Franca Rovigatti, con “la bambina”, abbassa l’asticella dei record dell’infelicità portandola all’altezza dell’infanzia fino a lambire l’adolescenza.
Se questo libro l’avesse letto il mio amico Giordano Falzoni non avrebbe avuto dubbi nell’inserire l’autrice in quella categoria di eroica fragilità da lui amata e chiamata con un neologismo in forma di crasi; sarebbe stata definita una bambulta, cioè una bambina adulta.
Leggete “la bambina” e gli darete ragione.

A Franca Rovigatti ho rivolto due domande.

Nell’ideare lo svolgimento narrativo quale la cosa che hai deciso di fare per prima e quale per prima da evitare?

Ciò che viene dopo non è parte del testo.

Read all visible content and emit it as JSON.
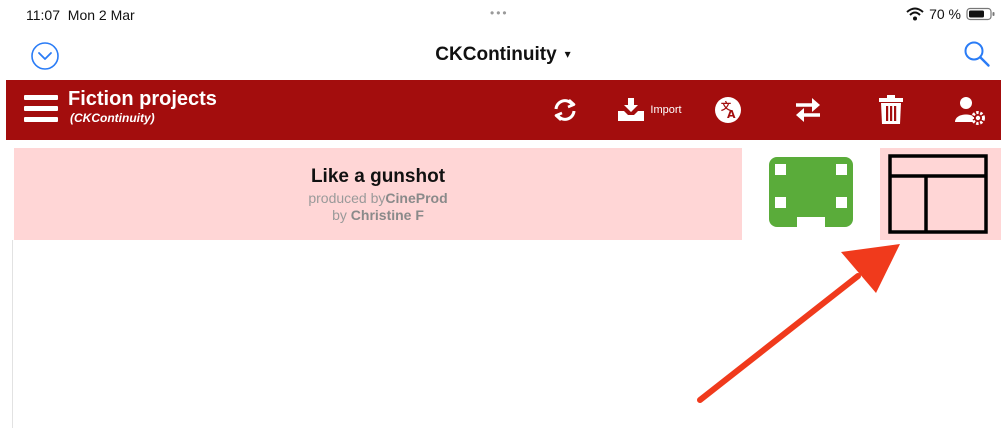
{
  "status_bar": {
    "time": "11:07",
    "date": "Mon 2 Mar",
    "dots": "•••",
    "battery_text": "70 %"
  },
  "nav": {
    "title": "CKContinuity",
    "caret": "▾",
    "left_icon": "chevron-down-circle-icon",
    "right_icon": "search-icon"
  },
  "toolbar": {
    "title": "Fiction projects",
    "subtitle": "(CKContinuity)",
    "import_label": "Import",
    "background_color": "#a30d0d",
    "buttons": [
      "sync-icon",
      "import-icon",
      "translate-icon",
      "swap-icon",
      "trash-icon",
      "user-settings-icon"
    ]
  },
  "project": {
    "title": "Like a gunshot",
    "produced_prefix": "produced by",
    "producer": "CineProd",
    "by_prefix": "by ",
    "author": "Christine F",
    "row_color": "#ffd6d6",
    "film_icon_color": "#5aac3a"
  },
  "annotation": {
    "arrow_color": "#f03a1c",
    "points_to": "layout-icon"
  }
}
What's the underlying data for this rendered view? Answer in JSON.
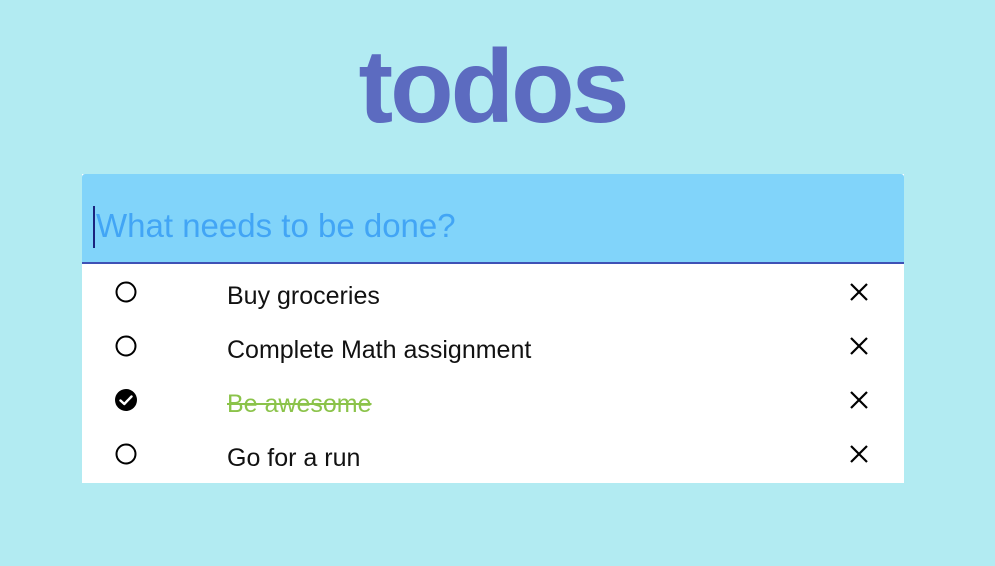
{
  "header": {
    "title": "todos"
  },
  "new_todo": {
    "placeholder": "What needs to be done?",
    "value": ""
  },
  "todos": [
    {
      "label": "Buy groceries",
      "completed": false
    },
    {
      "label": "Complete Math assignment",
      "completed": false
    },
    {
      "label": "Be awesome",
      "completed": true
    },
    {
      "label": "Go for a run",
      "completed": false
    }
  ],
  "icons": {
    "toggle_unchecked": "circle-outline-icon",
    "toggle_checked": "check-circle-icon",
    "delete": "close-icon"
  },
  "colors": {
    "background": "#b2ebf2",
    "title": "#5c6bc0",
    "input_bg": "#81d4fa",
    "placeholder": "#42a5f5",
    "input_underline": "#3f51b5",
    "completed_text": "#8bc34a"
  }
}
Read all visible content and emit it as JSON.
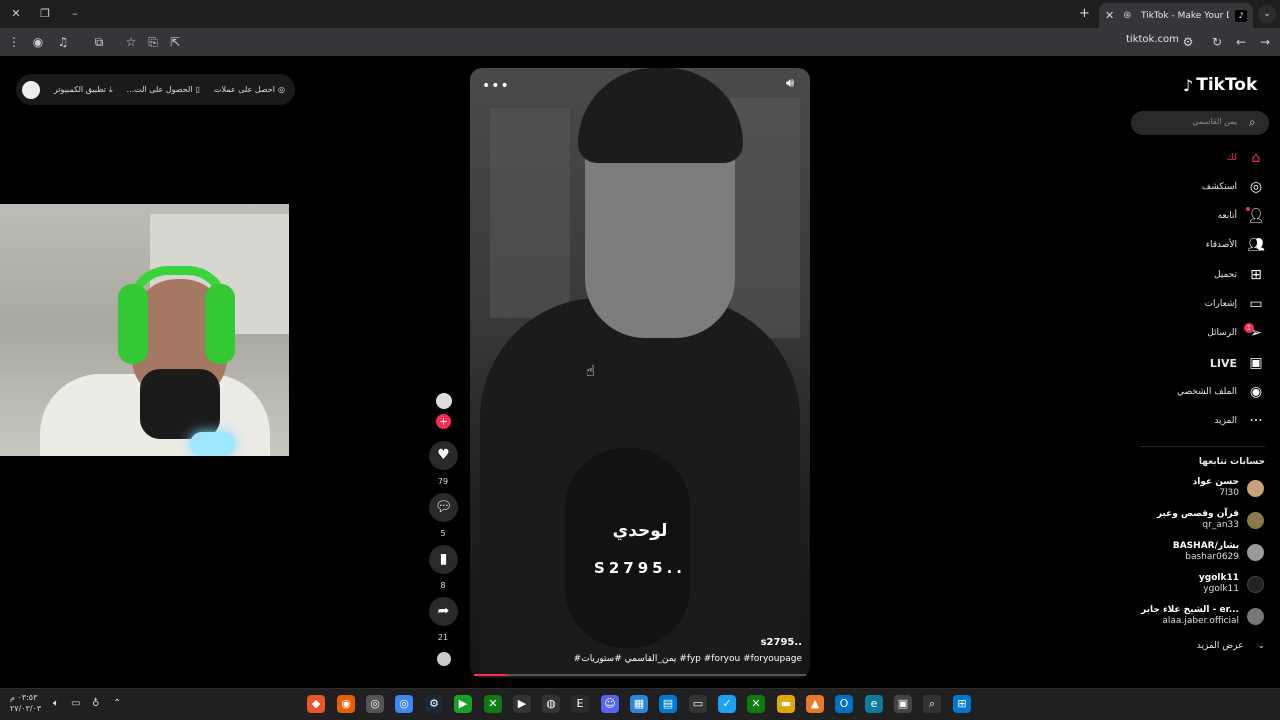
{
  "browser": {
    "tab_title": "TikTok - Make Your Day",
    "address": "tiktok.com"
  },
  "top_bar": {
    "get_coins": "احصل على عملات",
    "get_app": "الحصول على الت...",
    "desktop_app": "تطبيق الكمبيوتر"
  },
  "video": {
    "caption_line1": "لوحدي",
    "caption_line2": "S2795..",
    "author": "s2795..",
    "tags": "#يمن_القاسمي #ستوريات #fyp #foryou #foryoupage",
    "progress": 0.1
  },
  "actions": {
    "likes": "79",
    "comments": "5",
    "saves": "8",
    "shares": "21"
  },
  "sidebar": {
    "logo": "TikTok",
    "search_placeholder": "يمن القاسمي",
    "nav": [
      {
        "label": "لك",
        "icon": "home-icon"
      },
      {
        "label": "استكشف",
        "icon": "compass-icon"
      },
      {
        "label": "أتابعه",
        "icon": "following-icon"
      },
      {
        "label": "الأصدقاء",
        "icon": "friends-icon"
      },
      {
        "label": "تحميل",
        "icon": "upload-icon"
      },
      {
        "label": "إشعارات",
        "icon": "notification-icon"
      },
      {
        "label": "الرسائل",
        "icon": "message-icon"
      },
      {
        "label": "LIVE",
        "icon": "live-icon"
      },
      {
        "label": "الملف الشخصي",
        "icon": "profile-icon"
      },
      {
        "label": "المزيد",
        "icon": "more-icon"
      }
    ],
    "messages_badge": "1",
    "following_title": "حسابات تتابعها",
    "accounts": [
      {
        "name": "حسن عواد",
        "handle": "7l30",
        "color": "#c9a27a"
      },
      {
        "name": "قرآن وقصص وعبر",
        "handle": "qr_an33",
        "color": "#8a7a4a"
      },
      {
        "name": "BASHAR/بشار",
        "handle": "bashar0629",
        "color": "#9a9a9a"
      },
      {
        "name": "ygolk11",
        "handle": "ygolk11",
        "color": "#222222"
      },
      {
        "name": "الشيخ علاء جابر - er...",
        "handle": "alaa.jaber.official",
        "color": "#777777"
      }
    ],
    "see_more": "عرض المزيد"
  },
  "taskbar": {
    "time": "٠٣:٥٣ م",
    "date": "٢٧/٠٣/٠٣"
  },
  "colors": {
    "accent": "#fe2c55",
    "background": "#000000",
    "panel": "#2a2a2a"
  }
}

Lo svolgimento narrativo de “La bambina” non è stato ideato prima di essere scritto. Non c’è stato piano, progetto, schema, struttura. Ho cominciato a scrivere per ricordarmi. La mia infanzia era contenuta in una sorta di nebbia stopposa, appiccicosa, e mi pareva di non ricordare niente. Ma succedeva che più scrivevo, più mi ricordavo (ri-cordare significa “riportare al cuore”). Erano come dei link che, aprendosi, spalancavano a loro volta altri link. Scrivevo per me, per una sorta di ricostruzione della mia origine. Poi una carissima amica, in genere piuttosto severa, mi ha detto: “Vai avanti, è buono”. Allora ci stavo lavorando già da 4/5 anni, lasciandolo e riprendendolo, senza alcun progetto. Non era un’operazione indolore né facile, perché cercavo di ritrovare – il più fedelmente, il più precisamente possibile – la vera voce dei pensieri della bambina, la sua vera verità. Scrivendo venivano anche fuori – quando necessario alla chiarezza – spiegazioni e considerazioni ex post dell’autore, di me adulta che scrivevo. Ed emergevano, dal passato o da quanto andavo scrivendo, versi, poesie…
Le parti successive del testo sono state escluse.